Carlos A. M. dos Santos wrote:
On Fri, Dec 26, 2008 at 4:39 AM, David Wolfskill <[email protected]> wrote:
On Fri, Dec 26, 2008 at 09:35:42AM +0300, Sergey Zaharchenko wrote:
...
Some of the stuff you want can be found here:

r...@shark:~# file -s /dev/ufs/home
/dev/ufs/home: Unix Fast File system [v2] (little-endian) last mounted on 
/home, volume name home, last written at Fri Dec 26 06:33:07 2008, clean flag 
0, readonly flag 0, number of blocks 13631488, number of data blocks 13202246, 
number of cylinder groups 145, block size 16384, fragment size 2048, average 
file size 16384, average number of files in dir 64, pending blocks to free 4, 
pending inodes to free 0, system-wide uuid 0, minimum percentage of free blocks 
8, TIME optimization

You probably want the clean flag (which is 0 for me because that device
node is mounted).
Very nice; thanks!  Seems that both ffsinfo(8) & file(1) can do the job
quickly; dumpfs(8) can do it, but takes around 33 seconds for a 400 GB
file system (because it also dumps the cylinder groups).

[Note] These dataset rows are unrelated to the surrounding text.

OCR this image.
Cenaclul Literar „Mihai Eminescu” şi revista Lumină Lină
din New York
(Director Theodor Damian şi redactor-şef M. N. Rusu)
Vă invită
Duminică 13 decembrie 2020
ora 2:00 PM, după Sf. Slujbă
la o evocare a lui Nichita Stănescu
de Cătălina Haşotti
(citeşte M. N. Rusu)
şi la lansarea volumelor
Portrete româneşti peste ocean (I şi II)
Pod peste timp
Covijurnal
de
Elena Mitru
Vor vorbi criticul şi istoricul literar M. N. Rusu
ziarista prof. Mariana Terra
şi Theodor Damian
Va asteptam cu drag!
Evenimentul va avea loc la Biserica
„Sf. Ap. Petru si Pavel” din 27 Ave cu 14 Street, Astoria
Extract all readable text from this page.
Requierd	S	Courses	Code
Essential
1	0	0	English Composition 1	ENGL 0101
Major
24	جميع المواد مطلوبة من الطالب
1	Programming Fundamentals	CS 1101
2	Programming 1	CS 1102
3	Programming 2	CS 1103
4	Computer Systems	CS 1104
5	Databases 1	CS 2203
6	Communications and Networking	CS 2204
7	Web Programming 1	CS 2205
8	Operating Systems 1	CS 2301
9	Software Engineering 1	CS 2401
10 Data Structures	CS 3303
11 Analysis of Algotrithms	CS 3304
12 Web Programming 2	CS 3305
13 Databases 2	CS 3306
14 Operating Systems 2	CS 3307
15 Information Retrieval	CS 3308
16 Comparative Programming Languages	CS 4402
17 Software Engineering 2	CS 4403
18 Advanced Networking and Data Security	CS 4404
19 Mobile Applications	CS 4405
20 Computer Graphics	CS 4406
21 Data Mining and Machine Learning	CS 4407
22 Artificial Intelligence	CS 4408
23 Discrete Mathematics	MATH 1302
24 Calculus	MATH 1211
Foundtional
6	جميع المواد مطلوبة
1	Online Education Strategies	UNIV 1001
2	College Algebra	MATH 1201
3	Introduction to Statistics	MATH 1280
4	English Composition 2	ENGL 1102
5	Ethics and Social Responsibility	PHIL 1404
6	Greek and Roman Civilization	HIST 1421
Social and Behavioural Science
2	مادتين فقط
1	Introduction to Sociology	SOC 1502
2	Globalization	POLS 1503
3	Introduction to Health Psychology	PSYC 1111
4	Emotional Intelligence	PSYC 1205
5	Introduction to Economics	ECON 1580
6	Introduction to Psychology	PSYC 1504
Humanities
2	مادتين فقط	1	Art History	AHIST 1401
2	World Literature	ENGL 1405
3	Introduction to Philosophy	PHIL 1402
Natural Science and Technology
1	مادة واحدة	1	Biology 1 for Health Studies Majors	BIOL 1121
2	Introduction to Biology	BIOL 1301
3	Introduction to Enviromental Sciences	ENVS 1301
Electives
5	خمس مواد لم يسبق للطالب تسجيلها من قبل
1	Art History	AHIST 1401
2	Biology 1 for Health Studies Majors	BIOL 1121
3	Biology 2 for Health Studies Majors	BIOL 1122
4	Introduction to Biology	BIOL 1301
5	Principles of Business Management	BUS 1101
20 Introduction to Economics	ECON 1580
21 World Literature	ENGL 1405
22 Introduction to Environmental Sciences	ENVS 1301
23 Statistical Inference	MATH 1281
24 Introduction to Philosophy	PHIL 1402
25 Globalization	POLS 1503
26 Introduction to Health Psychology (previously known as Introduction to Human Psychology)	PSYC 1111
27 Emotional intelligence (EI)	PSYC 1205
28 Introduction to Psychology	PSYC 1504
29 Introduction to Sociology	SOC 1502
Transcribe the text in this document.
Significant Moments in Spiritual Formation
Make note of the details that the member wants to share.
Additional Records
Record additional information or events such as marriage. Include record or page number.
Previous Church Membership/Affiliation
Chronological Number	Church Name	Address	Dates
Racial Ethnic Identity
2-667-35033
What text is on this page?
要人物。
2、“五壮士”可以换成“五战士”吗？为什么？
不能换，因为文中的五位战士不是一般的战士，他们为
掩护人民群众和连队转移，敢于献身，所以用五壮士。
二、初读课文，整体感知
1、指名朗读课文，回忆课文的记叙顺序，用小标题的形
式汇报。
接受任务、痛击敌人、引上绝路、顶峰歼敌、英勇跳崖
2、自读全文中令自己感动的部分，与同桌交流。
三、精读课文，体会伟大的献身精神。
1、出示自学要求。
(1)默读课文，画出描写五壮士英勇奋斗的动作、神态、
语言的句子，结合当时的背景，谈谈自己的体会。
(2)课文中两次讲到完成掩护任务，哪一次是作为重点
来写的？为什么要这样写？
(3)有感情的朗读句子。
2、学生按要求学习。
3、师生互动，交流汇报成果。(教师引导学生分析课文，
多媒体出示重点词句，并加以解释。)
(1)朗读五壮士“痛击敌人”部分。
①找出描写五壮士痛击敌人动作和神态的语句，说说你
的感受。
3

Be warned that file(1) resides at /usr/bin and depends on
/usr/share/misc/magic*, so it may not be available in early boot
stages, when /usr is not mounted yet. The following combination will
suffice, and depends only on /sbin and /stand:

     /sbin/ffsinfo -l 1 /usr/local | /rescue/sed -n 's/^clean *int8_t
*\(.*\)/\1/p'


Except FreeBSD hasn't had /stand for a long while, and there's no /rescue/sed (at least on 6.x and 7.x). Also, /stand was only ever populated on install and there's no guarantees it was ever up to date.